HHS officials say that fully vaccinated individuals do not need to get a booster shot; FDA issues a warning on link between the Johnson & Johnson vaccine and a rare neurological condition; California counties sue pesticide manufacturer over widely used bug killer that may cause brain damage in children and fetuses.
HHS officials said after a meeting with COVID-19 vaccine manufacturer Pfizer yesterday that fully vaccinated individuals do not need to get a booster shot amid the spread of more contagious variants across the United States. As reported by Reuters, agency officials said that data on current vaccine dosage efficacy will determine whether a booster shot would be needed in the future. Notably, high-risk individuals, such as elderly nursing home residents and immunocompromised people, were cited as a group who may potentially require the booster shots, but so far no data have suggested a significant waning of efficacy or an increase in COVID-19 infection in those who are fully vaccinated.
Yesterday, the FDA issued a warning that the COVID-19 vaccine manufactured by Johnson & Johnson (J&J) can lead to an increased risk of a rare neurological condition known as Guillain-Barré syndrome, which occurs when the immune system damages nerve cells, causing muscle weakness and occasional paralysis. According to The New York Times, the risk of developing the condition is low, with approximately 100 suspected cases identified so far, but the risk appears to be 3 to 5 times higher among those who received the J&J vaccine. Moreover, the FDA said that available evidence suggests an association between the vaccine and the condition, but there remains insufficient evidence to establish a causal link.

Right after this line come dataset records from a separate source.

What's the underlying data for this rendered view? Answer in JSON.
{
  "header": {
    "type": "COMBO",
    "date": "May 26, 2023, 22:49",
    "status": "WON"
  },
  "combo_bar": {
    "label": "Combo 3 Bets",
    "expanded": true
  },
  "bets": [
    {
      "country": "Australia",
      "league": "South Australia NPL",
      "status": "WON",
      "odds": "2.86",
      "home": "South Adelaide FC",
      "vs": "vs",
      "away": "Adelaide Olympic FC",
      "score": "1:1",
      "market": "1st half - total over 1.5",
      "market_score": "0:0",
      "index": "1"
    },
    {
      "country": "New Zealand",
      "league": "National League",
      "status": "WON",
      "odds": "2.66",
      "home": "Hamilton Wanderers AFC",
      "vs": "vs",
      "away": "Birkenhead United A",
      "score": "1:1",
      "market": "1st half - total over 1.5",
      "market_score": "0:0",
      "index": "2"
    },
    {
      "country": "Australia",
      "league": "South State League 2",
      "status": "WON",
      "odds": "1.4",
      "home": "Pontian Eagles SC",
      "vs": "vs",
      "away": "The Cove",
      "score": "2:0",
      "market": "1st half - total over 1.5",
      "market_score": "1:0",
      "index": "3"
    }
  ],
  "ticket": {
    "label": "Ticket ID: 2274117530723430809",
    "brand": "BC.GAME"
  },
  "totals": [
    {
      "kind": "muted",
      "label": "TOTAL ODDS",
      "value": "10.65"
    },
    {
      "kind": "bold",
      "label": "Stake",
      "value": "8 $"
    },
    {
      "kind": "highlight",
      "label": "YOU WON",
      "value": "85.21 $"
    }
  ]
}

As reported by the Associated Press, a California lawsuit issued yesterday is seeking damages from Dow Chemical and its affiliated Corteva Inc over its pesticide chlorpyrifos, a widely used bug killer that may cause brain damage in fetuses and children. Having already been banned for sale and use in California, lawyers estimate that at least 100,000 homes in the state may need to dispose of most of their belongings due to potential contamination. From 1974 to 2017, 61 million pounds of the pesticide were applied in the 4 California counties where the lawsuits were filed: Fresno, Kings, Madera, and Tulare.